Я их догнал у харчевни, подле которой молодой мельник остановил свою лошадь. Он тоже заказал себе пива, но я попросил его выпить вина со мною. Мельник принадлежал к тому милому и поэтическому красивому типу швейцарцев, который довольно часто встречается в кантонах Vaud, Женевы, Нешателя и Фрибурга. Громадно широкие плечи и грудь, чрезвычайно развитые мышцы ног и рук, небольшая белокурая голова, румянец во всю щеку и благодушная, кроткая, немного глуповатая улыбка. От трактира, по настоятельному приглашению, я сел с ним рядом на телегу, и мы разговорились. Он сирота, мельник, получает 4 франка, целковый, в неделю, но служит потому, что не записался в граждане и вовсе не находит это записыванье нужным.
— А что, вы не женаты? — спросил я.
— Молод еще, — отвечал он.
— Что же, веселитесь так с молодыми девками?
Он покраснел и оглянулся на старушку, которая сидела сзади.
— Oh non! — сказал [он].— Я не подхожу к девкам. Ça me gène[47],— прибавил [он], с недоумением пожимая плечами.
— От этого он так и здоров, — подхватила старуха.
— Что, вы его мать? — спросил я у нее.
— Нет, он так меня довозит; я из Россиньера, вот эта деревня на горе, там и большой пансион есть, много иностранцев приезжают.
— А о чем вы говорили с молодым человеком? — спросил я ее.
— О! он меня забавлял, — отвечала старуха, — рассказывал, что он был в четырнадцати государствах и восемь языков знает.
Я оглянулся на Сашу, он отворачивался, и уши его были красны.
Мельник немного не довез нас до нашего ночлега, повернул на свою мельницу. Подходя к Château d’Oex, мы встречали на каждом шагу пьяных солдат, которые буйными развратными толпами шли по дороге, и около самой деревни нас догнал дилижанс, то есть колясочка на одной лошади, в которой ехал один пассажир, и в синих мундирных фраках с красными обшлагами, почтовый лакей и кучер. Мы решили ехать нынче ночью дальше, кучер [сказал], что переменит лошадей и подождет нас в деревне.
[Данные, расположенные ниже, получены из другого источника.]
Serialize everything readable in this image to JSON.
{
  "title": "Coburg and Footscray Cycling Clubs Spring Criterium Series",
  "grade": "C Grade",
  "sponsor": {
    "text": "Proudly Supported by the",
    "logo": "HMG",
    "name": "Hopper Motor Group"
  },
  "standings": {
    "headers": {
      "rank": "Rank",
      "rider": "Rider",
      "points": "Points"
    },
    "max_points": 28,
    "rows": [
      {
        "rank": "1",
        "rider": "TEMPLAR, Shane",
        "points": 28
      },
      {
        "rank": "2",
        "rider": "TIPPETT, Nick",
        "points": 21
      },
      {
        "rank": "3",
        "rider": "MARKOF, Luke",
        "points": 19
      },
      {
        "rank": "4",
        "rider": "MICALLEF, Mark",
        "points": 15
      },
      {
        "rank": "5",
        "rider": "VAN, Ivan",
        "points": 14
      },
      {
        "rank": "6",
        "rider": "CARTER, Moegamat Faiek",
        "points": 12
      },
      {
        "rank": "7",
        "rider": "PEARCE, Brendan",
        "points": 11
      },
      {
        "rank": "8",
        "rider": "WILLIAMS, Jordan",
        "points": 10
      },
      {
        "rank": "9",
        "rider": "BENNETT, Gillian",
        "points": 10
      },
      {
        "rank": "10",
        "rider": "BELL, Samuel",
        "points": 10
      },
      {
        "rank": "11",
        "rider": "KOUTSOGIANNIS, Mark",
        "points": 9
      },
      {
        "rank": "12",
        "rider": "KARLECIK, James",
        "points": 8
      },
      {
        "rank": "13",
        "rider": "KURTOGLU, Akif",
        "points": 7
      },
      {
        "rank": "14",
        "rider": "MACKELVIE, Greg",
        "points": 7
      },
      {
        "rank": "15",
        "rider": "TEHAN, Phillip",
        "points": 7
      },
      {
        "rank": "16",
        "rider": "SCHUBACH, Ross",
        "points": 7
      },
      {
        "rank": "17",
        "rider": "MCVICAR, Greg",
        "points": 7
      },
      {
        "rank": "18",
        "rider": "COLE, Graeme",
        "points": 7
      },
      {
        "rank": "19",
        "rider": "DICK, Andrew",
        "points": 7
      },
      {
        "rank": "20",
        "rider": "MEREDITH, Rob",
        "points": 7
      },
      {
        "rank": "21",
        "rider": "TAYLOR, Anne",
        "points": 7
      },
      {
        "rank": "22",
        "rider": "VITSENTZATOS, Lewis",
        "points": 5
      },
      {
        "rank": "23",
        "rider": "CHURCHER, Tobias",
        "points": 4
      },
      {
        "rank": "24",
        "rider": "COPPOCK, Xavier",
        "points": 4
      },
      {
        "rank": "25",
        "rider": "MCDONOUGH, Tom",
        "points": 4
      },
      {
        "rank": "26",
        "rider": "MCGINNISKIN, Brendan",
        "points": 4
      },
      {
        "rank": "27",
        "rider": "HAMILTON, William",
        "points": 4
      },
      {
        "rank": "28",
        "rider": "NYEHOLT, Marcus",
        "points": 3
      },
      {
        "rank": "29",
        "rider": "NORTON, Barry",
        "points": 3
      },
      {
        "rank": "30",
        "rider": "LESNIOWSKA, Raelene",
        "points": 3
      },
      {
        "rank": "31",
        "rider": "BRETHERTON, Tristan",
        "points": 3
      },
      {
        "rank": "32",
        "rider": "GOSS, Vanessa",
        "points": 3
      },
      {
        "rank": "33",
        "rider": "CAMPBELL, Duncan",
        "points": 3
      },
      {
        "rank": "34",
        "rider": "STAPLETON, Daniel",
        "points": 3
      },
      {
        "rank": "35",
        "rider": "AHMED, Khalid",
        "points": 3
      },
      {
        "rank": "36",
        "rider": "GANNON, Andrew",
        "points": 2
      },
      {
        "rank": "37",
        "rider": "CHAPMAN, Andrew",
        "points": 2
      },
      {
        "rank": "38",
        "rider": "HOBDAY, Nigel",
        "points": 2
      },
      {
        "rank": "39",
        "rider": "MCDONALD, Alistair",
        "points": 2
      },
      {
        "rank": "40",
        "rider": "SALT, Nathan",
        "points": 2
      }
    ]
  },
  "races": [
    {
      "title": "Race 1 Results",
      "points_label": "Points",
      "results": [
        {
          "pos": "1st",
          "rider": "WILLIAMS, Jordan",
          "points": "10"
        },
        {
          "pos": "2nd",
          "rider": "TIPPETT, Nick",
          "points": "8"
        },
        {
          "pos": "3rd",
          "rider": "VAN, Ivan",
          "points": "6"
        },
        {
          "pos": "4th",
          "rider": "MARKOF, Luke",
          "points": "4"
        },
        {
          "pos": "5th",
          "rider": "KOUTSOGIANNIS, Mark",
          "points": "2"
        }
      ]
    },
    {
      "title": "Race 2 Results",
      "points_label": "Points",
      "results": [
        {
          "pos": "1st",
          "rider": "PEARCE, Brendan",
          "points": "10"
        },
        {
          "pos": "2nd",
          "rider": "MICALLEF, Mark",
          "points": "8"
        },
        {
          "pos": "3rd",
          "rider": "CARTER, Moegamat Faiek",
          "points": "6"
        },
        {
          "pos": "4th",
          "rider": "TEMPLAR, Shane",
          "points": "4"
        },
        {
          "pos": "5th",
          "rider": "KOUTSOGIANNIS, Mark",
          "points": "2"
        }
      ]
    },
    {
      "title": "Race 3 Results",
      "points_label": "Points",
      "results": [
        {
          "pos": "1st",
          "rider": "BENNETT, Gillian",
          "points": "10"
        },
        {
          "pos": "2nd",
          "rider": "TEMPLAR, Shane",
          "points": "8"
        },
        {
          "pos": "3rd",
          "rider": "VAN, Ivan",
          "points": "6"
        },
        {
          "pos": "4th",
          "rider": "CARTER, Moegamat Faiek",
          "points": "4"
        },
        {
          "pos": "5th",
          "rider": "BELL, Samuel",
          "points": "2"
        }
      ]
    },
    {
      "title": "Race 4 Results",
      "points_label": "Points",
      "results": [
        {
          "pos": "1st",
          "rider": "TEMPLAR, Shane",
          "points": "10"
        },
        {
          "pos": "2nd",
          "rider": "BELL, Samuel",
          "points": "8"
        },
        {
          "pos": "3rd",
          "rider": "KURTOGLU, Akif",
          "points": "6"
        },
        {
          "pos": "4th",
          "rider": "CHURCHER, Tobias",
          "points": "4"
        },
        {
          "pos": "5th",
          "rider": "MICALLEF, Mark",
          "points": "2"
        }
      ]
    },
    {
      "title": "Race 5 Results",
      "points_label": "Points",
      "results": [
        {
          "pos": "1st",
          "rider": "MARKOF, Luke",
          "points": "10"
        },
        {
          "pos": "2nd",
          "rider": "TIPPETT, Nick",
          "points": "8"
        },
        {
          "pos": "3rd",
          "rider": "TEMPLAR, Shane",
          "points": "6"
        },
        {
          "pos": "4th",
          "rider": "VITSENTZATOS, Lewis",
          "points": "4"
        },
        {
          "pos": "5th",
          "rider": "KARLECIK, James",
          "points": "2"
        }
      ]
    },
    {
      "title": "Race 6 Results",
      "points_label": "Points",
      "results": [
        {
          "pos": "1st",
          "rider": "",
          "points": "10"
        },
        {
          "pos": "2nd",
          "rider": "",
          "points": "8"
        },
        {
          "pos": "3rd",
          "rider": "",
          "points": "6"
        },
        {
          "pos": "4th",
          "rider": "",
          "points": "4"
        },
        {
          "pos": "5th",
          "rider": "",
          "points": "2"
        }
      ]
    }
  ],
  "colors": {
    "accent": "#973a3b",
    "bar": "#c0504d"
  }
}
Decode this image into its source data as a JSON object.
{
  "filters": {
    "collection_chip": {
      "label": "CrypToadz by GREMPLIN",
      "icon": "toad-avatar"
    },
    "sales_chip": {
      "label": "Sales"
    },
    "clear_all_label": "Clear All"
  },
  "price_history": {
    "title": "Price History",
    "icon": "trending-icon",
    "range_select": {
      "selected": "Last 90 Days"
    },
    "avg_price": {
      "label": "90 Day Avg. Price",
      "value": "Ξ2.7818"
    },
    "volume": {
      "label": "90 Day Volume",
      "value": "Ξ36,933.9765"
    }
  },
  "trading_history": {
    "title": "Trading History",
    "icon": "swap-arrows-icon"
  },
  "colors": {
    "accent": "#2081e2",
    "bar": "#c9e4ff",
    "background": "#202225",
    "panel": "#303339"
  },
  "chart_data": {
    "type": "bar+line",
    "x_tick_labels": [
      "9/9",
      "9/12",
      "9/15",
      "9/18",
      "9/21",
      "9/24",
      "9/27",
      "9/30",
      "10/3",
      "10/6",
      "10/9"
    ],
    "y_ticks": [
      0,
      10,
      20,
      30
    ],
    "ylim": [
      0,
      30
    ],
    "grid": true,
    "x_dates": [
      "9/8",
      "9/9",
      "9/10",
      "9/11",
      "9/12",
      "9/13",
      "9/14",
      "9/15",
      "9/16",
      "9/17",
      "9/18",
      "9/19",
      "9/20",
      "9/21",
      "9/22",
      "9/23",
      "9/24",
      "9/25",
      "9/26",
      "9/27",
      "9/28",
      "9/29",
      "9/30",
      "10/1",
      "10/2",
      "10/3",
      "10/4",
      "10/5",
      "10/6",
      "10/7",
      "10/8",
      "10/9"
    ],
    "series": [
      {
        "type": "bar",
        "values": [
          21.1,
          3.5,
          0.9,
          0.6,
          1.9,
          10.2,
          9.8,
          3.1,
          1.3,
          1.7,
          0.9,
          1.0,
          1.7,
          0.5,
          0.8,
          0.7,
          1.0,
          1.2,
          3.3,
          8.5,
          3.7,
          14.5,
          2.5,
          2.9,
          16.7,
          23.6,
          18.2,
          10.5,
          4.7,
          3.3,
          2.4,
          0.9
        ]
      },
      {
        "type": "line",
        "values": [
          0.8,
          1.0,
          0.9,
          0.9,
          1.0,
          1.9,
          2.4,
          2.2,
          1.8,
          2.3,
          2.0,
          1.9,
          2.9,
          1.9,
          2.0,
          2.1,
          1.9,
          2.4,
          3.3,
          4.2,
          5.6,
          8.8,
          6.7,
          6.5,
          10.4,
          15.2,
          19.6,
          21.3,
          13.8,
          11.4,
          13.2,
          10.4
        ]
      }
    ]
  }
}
Деревня большая, богатая, с высокими домами и такими же надписями, как в Montbovon, с лавками и замком на возвышении. На площади, перед большим домом, на котором было написано: «Hôtel de ville» и из которого раздавались отвратительные фальшивые звуки роговой военной музыки, были толпы военных — все пьяные, развращенные и грубые. Нигде, как в Швейцарии, не заметно так резко пагубное влияние мундира. Действительно, вся военная обстановка как будто выдумана для того, чтобы из разумного и доброго создания — человека сделать бессмысленного злого зверя. Утром вы видите швейцарца в своем коричневом фраке и соломенной шляпе на винограднике, на дороге с ношей или на озере в лодке; он добродушен, учтив, как-то протестантски искренне кроток. Он с радушием здоровается с вами, готов услужить, лицо выражает ум и доброту. В полдень вы встречаете того же человека, который с товарищами возвращается из военного сбора. Он наверно пьян (ежели даже не пьян, то притворяется пьяным): я в три месяца, каждый день видав много швейцарцев в мундирах, никогда не видал трезвых. Он пьян, он груб, лицо его выражает какую-то бессмысленную гордость или, скорее, наглость. Он хочет казаться молодцом, раскачивается, махает руками, и все это выходит неловко, уродливо. Он кричит пьяным голосом какую-нибудь похабную песню и готов оскорбить встретившуюся женщину или сбить с ног ребенка. А все это только оттого, что на него надели пеструю куртку, шапку и бьют в барабан впереди.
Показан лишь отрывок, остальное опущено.